Table 5: Cooling Rates and Pearlite Content at Measurement Points
Measurement Point Average Cooling Rate (°C/min) Pearlite Content (%)
1 0.089 75.6
2 0.11 82.1
3 0.109 83.5
4 0.14 86.9

Conclusions and Industrial Implications

Our study demonstrates the efficacy of integrating CAE technology with temperature measurement tests to advance lost foam casting practices. By optimizing thermophysical parameters through inverse calculation, we achieved a significant improvement in simulation accuracy, with temperature predictions within 50 °C of experimental values. This precision extends to defect forecasting, enabling more reliable identification of shrinkage porosity and informing effective process adjustments. The optimized parameters, though tailored to our specific conditions, offer a replicable methodology for other foundries employing EPC techniques, particularly for thick-section ductile iron castings.
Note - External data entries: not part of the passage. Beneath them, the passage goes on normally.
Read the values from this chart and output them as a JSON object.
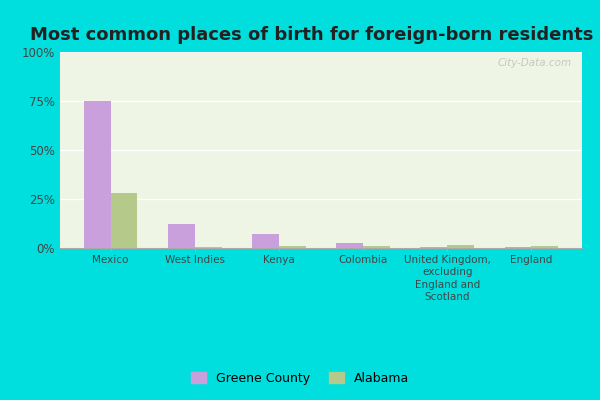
{
  "title": "Most common places of birth for foreign-born residents",
  "categories": [
    "Mexico",
    "West Indies",
    "Kenya",
    "Colombia",
    "United Kingdom,\nexcluding\nEngland and\nScotland",
    "England"
  ],
  "greene_county": [
    75,
    12,
    7,
    2.5,
    0.5,
    0.3
  ],
  "alabama": [
    28,
    0.5,
    1.0,
    1.0,
    1.5,
    1.0
  ],
  "greene_color": "#c9a0dc",
  "alabama_color": "#b5c98a",
  "bg_color": "#eef5e4",
  "outer_bg": "#00dede",
  "ylim": [
    0,
    100
  ],
  "yticks": [
    0,
    25,
    50,
    75,
    100
  ],
  "bar_width": 0.32,
  "title_fontsize": 13,
  "legend_labels": [
    "Greene County",
    "Alabama"
  ],
  "watermark": "City-Data.com"
}
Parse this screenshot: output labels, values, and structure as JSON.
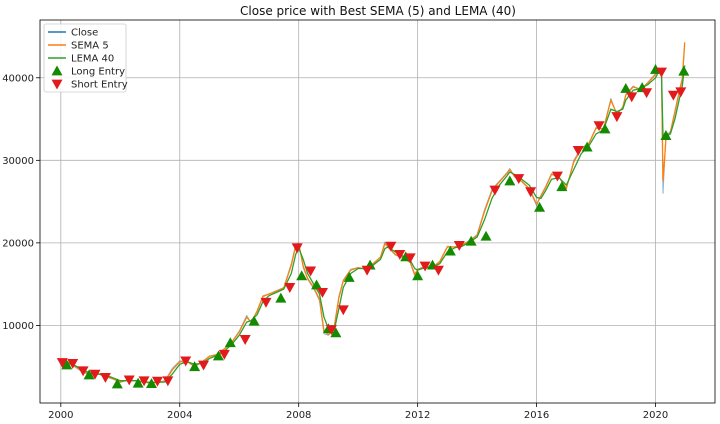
{
  "chart_data": {
    "type": "line",
    "title": "Close price with Best SEMA (5) and LEMA (40)",
    "xlabel": "",
    "ylabel": "",
    "xlim": [
      1999.3,
      2022.0
    ],
    "ylim": [
      600,
      47000
    ],
    "grid": true,
    "legend_position": "top-left",
    "x_ticks": [
      2000,
      2004,
      2008,
      2012,
      2016,
      2020
    ],
    "x_tick_labels": [
      "2000",
      "2004",
      "2008",
      "2012",
      "2016",
      "2020"
    ],
    "y_ticks": [
      10000,
      20000,
      30000,
      40000
    ],
    "y_tick_labels": [
      "10000",
      "20000",
      "30000",
      "40000"
    ],
    "series": [
      {
        "name": "Close",
        "color": "#1f77b4",
        "x": [
          2000.0,
          2000.25,
          2000.5,
          2000.75,
          2001.0,
          2001.25,
          2001.5,
          2001.75,
          2002.0,
          2002.25,
          2002.5,
          2002.75,
          2003.0,
          2003.25,
          2003.5,
          2003.75,
          2004.0,
          2004.25,
          2004.5,
          2004.75,
          2005.0,
          2005.25,
          2005.5,
          2005.75,
          2006.0,
          2006.25,
          2006.4,
          2006.6,
          2006.8,
          2007.0,
          2007.25,
          2007.5,
          2007.75,
          2007.9,
          2008.0,
          2008.15,
          2008.3,
          2008.5,
          2008.7,
          2008.85,
          2009.0,
          2009.1,
          2009.2,
          2009.35,
          2009.5,
          2009.75,
          2010.0,
          2010.25,
          2010.5,
          2010.75,
          2010.9,
          2011.0,
          2011.25,
          2011.5,
          2011.75,
          2011.9,
          2012.0,
          2012.25,
          2012.5,
          2012.75,
          2013.0,
          2013.25,
          2013.5,
          2013.75,
          2014.0,
          2014.25,
          2014.5,
          2014.75,
          2015.0,
          2015.1,
          2015.25,
          2015.5,
          2015.75,
          2016.0,
          2016.15,
          2016.3,
          2016.5,
          2016.75,
          2017.0,
          2017.25,
          2017.5,
          2017.75,
          2018.0,
          2018.25,
          2018.5,
          2018.7,
          2018.9,
          2019.0,
          2019.25,
          2019.5,
          2019.75,
          2020.0,
          2020.1,
          2020.2,
          2020.25,
          2020.35,
          2020.5,
          2020.65,
          2020.8,
          2020.9,
          2020.98
        ],
        "values": [
          5400,
          5600,
          4900,
          4300,
          4000,
          4200,
          3800,
          3500,
          3100,
          3400,
          3300,
          3100,
          3050,
          3100,
          3300,
          4800,
          5700,
          5600,
          5000,
          5600,
          6300,
          6500,
          7200,
          8000,
          9300,
          11200,
          10300,
          11800,
          13600,
          13800,
          14200,
          14600,
          17500,
          19800,
          20000,
          17000,
          15600,
          14500,
          13000,
          9000,
          8800,
          9200,
          10000,
          13500,
          15500,
          16800,
          17000,
          16800,
          17500,
          18300,
          20100,
          19500,
          18500,
          18200,
          17600,
          16000,
          16800,
          17200,
          17000,
          17800,
          19600,
          19500,
          19800,
          20300,
          21000,
          24000,
          26500,
          27500,
          28500,
          29000,
          28000,
          27400,
          26500,
          24500,
          25800,
          26800,
          28400,
          28000,
          26500,
          30000,
          31500,
          32000,
          34000,
          33800,
          37500,
          35500,
          36500,
          38000,
          39000,
          38500,
          39500,
          40500,
          41200,
          40800,
          26000,
          33000,
          33500,
          36000,
          38500,
          40000,
          44000
        ]
      },
      {
        "name": "SEMA 5",
        "color": "#ff7f0e",
        "x": [
          2000.0,
          2000.25,
          2000.5,
          2000.75,
          2001.0,
          2001.25,
          2001.5,
          2001.75,
          2002.0,
          2002.25,
          2002.5,
          2002.75,
          2003.0,
          2003.25,
          2003.5,
          2003.75,
          2004.0,
          2004.25,
          2004.5,
          2004.75,
          2005.0,
          2005.25,
          2005.5,
          2005.75,
          2006.0,
          2006.25,
          2006.4,
          2006.6,
          2006.8,
          2007.0,
          2007.25,
          2007.5,
          2007.75,
          2007.9,
          2008.0,
          2008.15,
          2008.3,
          2008.5,
          2008.7,
          2008.85,
          2009.0,
          2009.1,
          2009.2,
          2009.35,
          2009.5,
          2009.75,
          2010.0,
          2010.25,
          2010.5,
          2010.75,
          2010.9,
          2011.0,
          2011.25,
          2011.5,
          2011.75,
          2011.9,
          2012.0,
          2012.25,
          2012.5,
          2012.75,
          2013.0,
          2013.25,
          2013.5,
          2013.75,
          2014.0,
          2014.25,
          2014.5,
          2014.75,
          2015.0,
          2015.1,
          2015.25,
          2015.5,
          2015.75,
          2016.0,
          2016.15,
          2016.3,
          2016.5,
          2016.75,
          2017.0,
          2017.25,
          2017.5,
          2017.75,
          2018.0,
          2018.25,
          2018.5,
          2018.7,
          2018.9,
          2019.0,
          2019.25,
          2019.5,
          2019.75,
          2020.0,
          2020.1,
          2020.2,
          2020.25,
          2020.35,
          2020.5,
          2020.65,
          2020.8,
          2020.9,
          2020.98
        ],
        "values": [
          5300,
          5500,
          5000,
          4400,
          4050,
          4150,
          3850,
          3550,
          3150,
          3350,
          3300,
          3150,
          3050,
          3100,
          3250,
          4600,
          5600,
          5600,
          5050,
          5550,
          6250,
          6450,
          7150,
          7950,
          9200,
          11000,
          10400,
          11700,
          13500,
          13800,
          14150,
          14550,
          17300,
          19600,
          19900,
          17200,
          15700,
          14600,
          13200,
          9300,
          8900,
          9200,
          9900,
          13300,
          15400,
          16700,
          17000,
          16800,
          17450,
          18250,
          19900,
          19500,
          18600,
          18250,
          17650,
          16200,
          16750,
          17150,
          17000,
          17750,
          19500,
          19500,
          19750,
          20250,
          20900,
          23800,
          26300,
          27400,
          28400,
          28900,
          28100,
          27450,
          26600,
          24700,
          25700,
          26700,
          28300,
          28000,
          26600,
          29800,
          31400,
          31950,
          33900,
          33800,
          37300,
          35600,
          36400,
          37900,
          38900,
          38600,
          39400,
          40400,
          41000,
          40500,
          27500,
          32500,
          33400,
          35800,
          38300,
          39800,
          44300
        ]
      },
      {
        "name": "LEMA 40",
        "color": "#2ca02c",
        "x": [
          2000.0,
          2000.25,
          2000.5,
          2000.75,
          2001.0,
          2001.25,
          2001.5,
          2001.75,
          2002.0,
          2002.25,
          2002.5,
          2002.75,
          2003.0,
          2003.25,
          2003.5,
          2003.75,
          2004.0,
          2004.25,
          2004.5,
          2004.75,
          2005.0,
          2005.25,
          2005.5,
          2005.75,
          2006.0,
          2006.25,
          2006.4,
          2006.6,
          2006.8,
          2007.0,
          2007.25,
          2007.5,
          2007.75,
          2007.9,
          2008.0,
          2008.15,
          2008.3,
          2008.5,
          2008.7,
          2008.85,
          2009.0,
          2009.1,
          2009.2,
          2009.35,
          2009.5,
          2009.75,
          2010.0,
          2010.25,
          2010.5,
          2010.75,
          2010.9,
          2011.0,
          2011.25,
          2011.5,
          2011.75,
          2011.9,
          2012.0,
          2012.25,
          2012.5,
          2012.75,
          2013.0,
          2013.25,
          2013.5,
          2013.75,
          2014.0,
          2014.25,
          2014.5,
          2014.75,
          2015.0,
          2015.1,
          2015.25,
          2015.5,
          2015.75,
          2016.0,
          2016.15,
          2016.3,
          2016.5,
          2016.75,
          2017.0,
          2017.25,
          2017.5,
          2017.75,
          2018.0,
          2018.25,
          2018.5,
          2018.7,
          2018.9,
          2019.0,
          2019.25,
          2019.5,
          2019.75,
          2020.0,
          2020.1,
          2020.2,
          2020.25,
          2020.35,
          2020.5,
          2020.65,
          2020.8,
          2020.9,
          2020.98
        ],
        "values": [
          5200,
          5400,
          5100,
          4600,
          4200,
          4100,
          3950,
          3650,
          3300,
          3300,
          3300,
          3200,
          3100,
          3100,
          3150,
          4100,
          5300,
          5600,
          5300,
          5400,
          6000,
          6350,
          6900,
          7700,
          8800,
          10400,
          10600,
          11300,
          12900,
          13600,
          14000,
          14400,
          16300,
          18600,
          19400,
          18000,
          16300,
          15000,
          13800,
          11000,
          9600,
          9300,
          9500,
          12000,
          14600,
          16300,
          16900,
          16900,
          17300,
          18000,
          19300,
          19500,
          18900,
          18400,
          17900,
          16900,
          16700,
          17000,
          17000,
          17500,
          18900,
          19400,
          19600,
          20100,
          20700,
          22800,
          25400,
          27000,
          28100,
          28600,
          28300,
          27700,
          27000,
          25500,
          25400,
          26300,
          27700,
          27900,
          27000,
          28900,
          30800,
          31700,
          33200,
          33700,
          36200,
          35900,
          36200,
          37300,
          38500,
          38700,
          39200,
          40000,
          40700,
          40600,
          33000,
          33000,
          33200,
          35000,
          37400,
          39000,
          41500
        ]
      }
    ],
    "entries": [
      {
        "name": "Long Entry",
        "color": "#138a00",
        "x": [
          2000.2,
          2000.95,
          2001.9,
          2002.6,
          2003.05,
          2004.5,
          2005.3,
          2005.7,
          2006.5,
          2007.4,
          2008.1,
          2008.6,
          2009.0,
          2009.25,
          2009.7,
          2010.4,
          2011.6,
          2012.0,
          2012.5,
          2013.1,
          2013.8,
          2014.3,
          2015.1,
          2016.1,
          2016.85,
          2017.7,
          2018.3,
          2019.0,
          2019.55,
          2020.0,
          2020.35,
          2020.95
        ],
        "values": [
          5200,
          4000,
          2900,
          3000,
          2950,
          5000,
          6300,
          7900,
          10500,
          13300,
          16000,
          14900,
          9600,
          9100,
          15800,
          17300,
          18300,
          16000,
          17300,
          19000,
          20200,
          20800,
          27500,
          24300,
          26800,
          31600,
          33800,
          38700,
          38800,
          41000,
          33000,
          40800
        ]
      },
      {
        "name": "Short Entry",
        "color": "#e31a1c",
        "x": [
          2000.05,
          2000.4,
          2000.75,
          2001.15,
          2001.5,
          2002.3,
          2002.8,
          2003.25,
          2003.6,
          2004.2,
          2004.8,
          2005.5,
          2006.2,
          2006.9,
          2007.7,
          2007.95,
          2008.4,
          2008.8,
          2009.1,
          2009.5,
          2010.3,
          2011.1,
          2011.4,
          2011.75,
          2012.25,
          2012.7,
          2013.4,
          2014.6,
          2015.4,
          2015.8,
          2016.7,
          2017.4,
          2018.1,
          2018.7,
          2019.2,
          2019.7,
          2020.2,
          2020.6,
          2020.85
        ],
        "values": [
          5500,
          5400,
          4500,
          4100,
          3700,
          3400,
          3300,
          3250,
          3300,
          5700,
          5200,
          6500,
          8300,
          12800,
          14600,
          19400,
          16600,
          14000,
          9500,
          11900,
          16700,
          19600,
          18600,
          18200,
          17200,
          16700,
          19700,
          26400,
          27800,
          26200,
          28100,
          31200,
          34200,
          35300,
          37700,
          38200,
          40700,
          37900,
          38300
        ]
      }
    ]
  }
}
Moreover, the functional relationship between cooling rates and pearlite content provides a novel approach to microstructural control. Through data fitting and derivative analysis, we established a quantitative model that links thermal history to material properties, facilitating targeted interventions for enhancing pearlite formation. This insight is especially valuable in applications demanding high wear resistance or strength, where consistent microstructure is paramount. As lost foam casting continues to gain traction for complex, low-volume productions, our findings contribute to its refinement, reducing scrap rates and elevating quality standards. Future work could expand this framework to include additional alloy systems or advanced simulation features, further solidifying the role of CAE in modern foundry engineering.

In summary, the synergy between experimental data and computational tools unlocks new potentials for optimizing lost foam casting processes. Our research underscores the importance of continuous parameter validation and microstructural awareness, paving the way for more intelligent and efficient manufacturing in the casting industry.